# Line Prophet 100 vs. 1080 Gun (2007)



## jbowler116 (Mar 14, 2007)

*go prophets*

im am 5ft 10 135# and i ride 179 prophets with a tele set up, after about a week of getting used to the stiffness, i gained control of the skis and never looked back, i would recommend them to any and everyone. Kick ass ski hands down.


----------



## acetomato (May 6, 2006)

Prophets are great. They are stiff but not like race-ski stiff. I highly recommend them, but demo if you can.


----------



## jeffy (Sep 17, 2004)

I've skiied both of them. The Gun's are unstable at speed and the prophets aren't much better. I'd say the Prophet over the Gun if you already have Pocket Rockets. 

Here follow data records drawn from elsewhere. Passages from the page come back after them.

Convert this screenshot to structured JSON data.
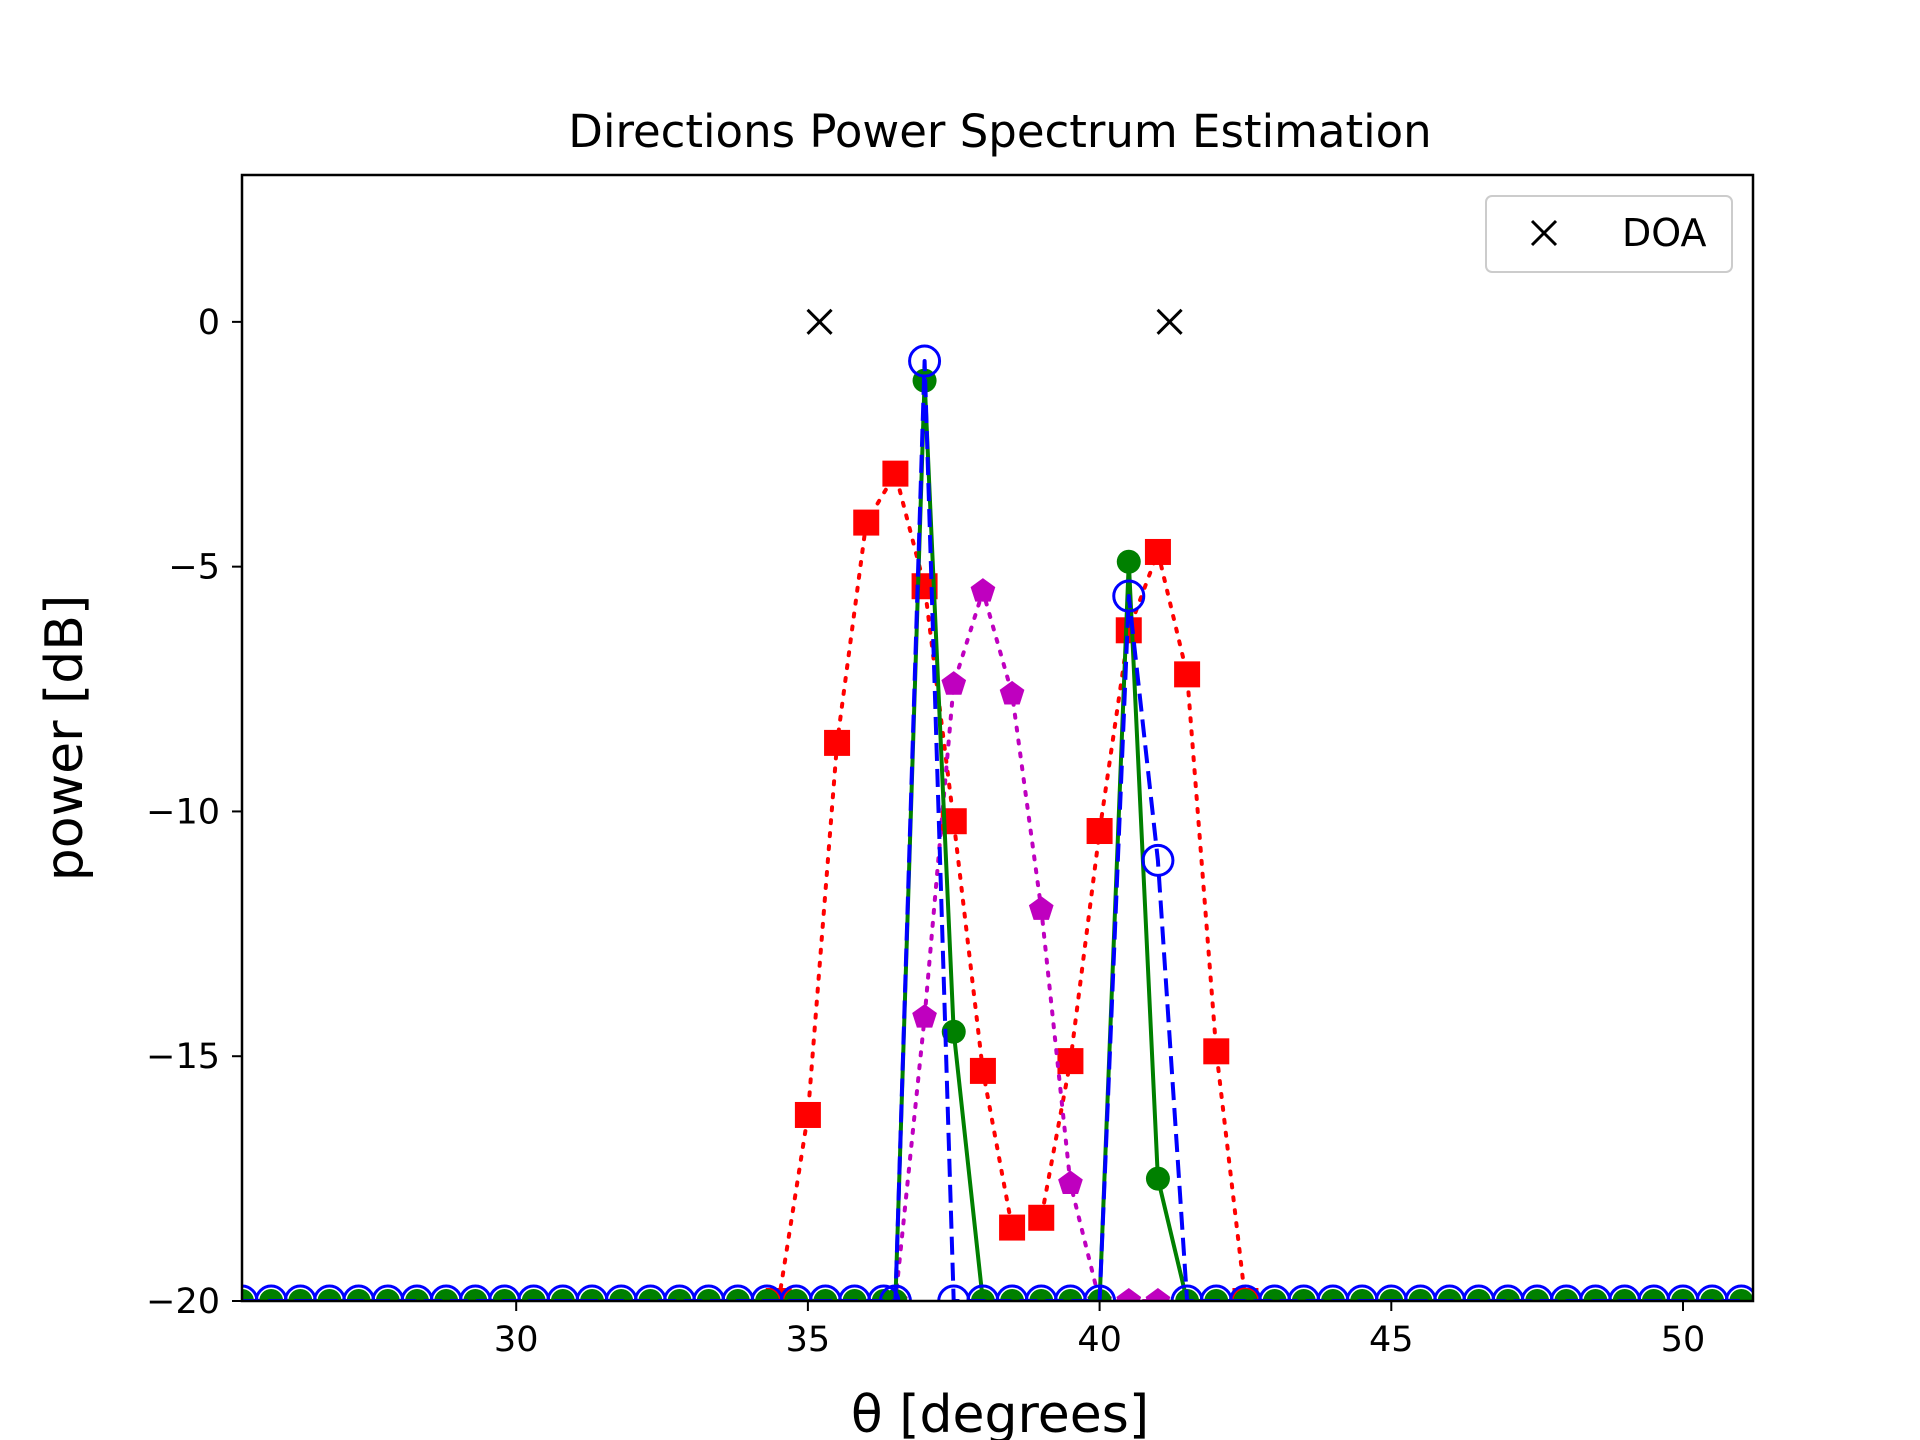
{
  "chart_data": {
    "type": "line",
    "title": "Directions Power Spectrum Estimation",
    "xlabel": "θ [degrees]",
    "ylabel": "power [dB]",
    "xlim": [
      25.3,
      51.2
    ],
    "ylim": [
      -20,
      3
    ],
    "xticks": [
      30,
      35,
      40,
      45,
      50
    ],
    "xtick_labels": [
      "30",
      "35",
      "40",
      "45",
      "50"
    ],
    "yticks": [
      0,
      -5,
      -10,
      -15,
      -20
    ],
    "ytick_labels": [
      "0",
      "−5",
      "−10",
      "−15",
      "−20"
    ],
    "grid": false,
    "legend": {
      "placement": "top-right",
      "entries": [
        "DOA"
      ]
    },
    "series": [
      {
        "name": "DOA",
        "style": "markers-x",
        "color": "#000000",
        "x": [
          35.2,
          41.2
        ],
        "y": [
          0,
          0
        ]
      },
      {
        "style": "dotted-square",
        "color": "#ff0000",
        "x": [
          34.5,
          35.0,
          35.5,
          36.0,
          36.5,
          37.0,
          37.5,
          38.0,
          38.5,
          39.0,
          39.5,
          40.0,
          40.5,
          41.0,
          41.5,
          42.0,
          42.5
        ],
        "y": [
          -20,
          -16.2,
          -8.6,
          -4.1,
          -3.1,
          -5.4,
          -10.2,
          -15.3,
          -18.5,
          -18.3,
          -15.1,
          -10.4,
          -6.3,
          -4.7,
          -7.2,
          -14.9,
          -20
        ]
      },
      {
        "style": "dotted-pentagon",
        "color": "#bf00bf",
        "x": [
          36.5,
          37.0,
          37.5,
          38.0,
          38.5,
          39.0,
          39.5,
          40.0,
          40.5,
          41.0
        ],
        "y": [
          -20,
          -14.2,
          -7.4,
          -5.5,
          -7.6,
          -12.0,
          -17.6,
          -20,
          -20,
          -20
        ]
      },
      {
        "style": "solid-circle",
        "color": "#008000",
        "x": [
          25.3,
          25.8,
          26.3,
          26.8,
          27.3,
          27.8,
          28.3,
          28.8,
          29.3,
          29.8,
          30.3,
          30.8,
          31.3,
          31.8,
          32.3,
          32.8,
          33.3,
          33.8,
          34.3,
          34.8,
          35.3,
          35.8,
          36.3,
          36.5,
          37.0,
          37.5,
          38.0,
          38.5,
          39.0,
          39.5,
          40.0,
          40.5,
          41.0,
          41.5,
          42.0,
          42.5,
          43.0,
          43.5,
          44.0,
          44.5,
          45.0,
          45.5,
          46.0,
          46.5,
          47.0,
          47.5,
          48.0,
          48.5,
          49.0,
          49.5,
          50.0,
          50.5,
          51.0
        ],
        "y": [
          -20,
          -20,
          -20,
          -20,
          -20,
          -20,
          -20,
          -20,
          -20,
          -20,
          -20,
          -20,
          -20,
          -20,
          -20,
          -20,
          -20,
          -20,
          -20,
          -20,
          -20,
          -20,
          -20,
          -20,
          -1.2,
          -14.5,
          -20,
          -20,
          -20,
          -20,
          -20,
          -4.9,
          -17.5,
          -20,
          -20,
          -20,
          -20,
          -20,
          -20,
          -20,
          -20,
          -20,
          -20,
          -20,
          -20,
          -20,
          -20,
          -20,
          -20,
          -20,
          -20,
          -20,
          -20
        ]
      },
      {
        "style": "dashed-open-circle",
        "color": "#0000ff",
        "x": [
          25.3,
          25.8,
          26.3,
          26.8,
          27.3,
          27.8,
          28.3,
          28.8,
          29.3,
          29.8,
          30.3,
          30.8,
          31.3,
          31.8,
          32.3,
          32.8,
          33.3,
          33.8,
          34.3,
          34.8,
          35.3,
          35.8,
          36.3,
          36.5,
          37.0,
          37.5,
          38.0,
          38.5,
          39.0,
          39.5,
          40.0,
          40.5,
          41.0,
          41.5,
          42.0,
          42.5,
          43.0,
          43.5,
          44.0,
          44.5,
          45.0,
          45.5,
          46.0,
          46.5,
          47.0,
          47.5,
          48.0,
          48.5,
          49.0,
          49.5,
          50.0,
          50.5,
          51.0
        ],
        "y": [
          -20,
          -20,
          -20,
          -20,
          -20,
          -20,
          -20,
          -20,
          -20,
          -20,
          -20,
          -20,
          -20,
          -20,
          -20,
          -20,
          -20,
          -20,
          -20,
          -20,
          -20,
          -20,
          -20,
          -20,
          -0.8,
          -20,
          -20,
          -20,
          -20,
          -20,
          -20,
          -5.6,
          -11.0,
          -20,
          -20,
          -20,
          -20,
          -20,
          -20,
          -20,
          -20,
          -20,
          -20,
          -20,
          -20,
          -20,
          -20,
          -20,
          -20,
          -20,
          -20,
          -20,
          -20
        ]
      }
    ]
  }
}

Honestly, check out the Mantra from Volkl. Very poppy and responsive. Not as soft as the Karma and not as stiff as the Gotama. The Goats are a charge down the mountain ski and the Mantra is absolutely a kick.


----------



## iliketohike (Nov 29, 2006)

I too have prophets. I can't speak for the 1080's cause I've not skied them. I tele my prophets. I think they are great powder skis, too much ski then I need for groomers, but during powder season I rock them all the time, and in the early season and spring I go to my World Pistes. The Prophets are great for what I use them for with one big flaw... I think the construction leaves something to be desired. New out of the plastic last year I already have three spots where the top enamel has completely failed. This pisses me off. I they were made a little better I'd be ultra stoked on them.


----------



## jbarnow (Sep 10, 2007)

Depends on your goals of course but I can't see much of an argument...the lines are the best skis out there right now. They got product of the year. The things are virtually indestructable and they ski like a dream in both powder and the slopes...yes even the 100s in the park rock. I ride mine with tele bindings but friends rock them alpine....The Ski Journal - The SKi Journal

Need I say more?


----------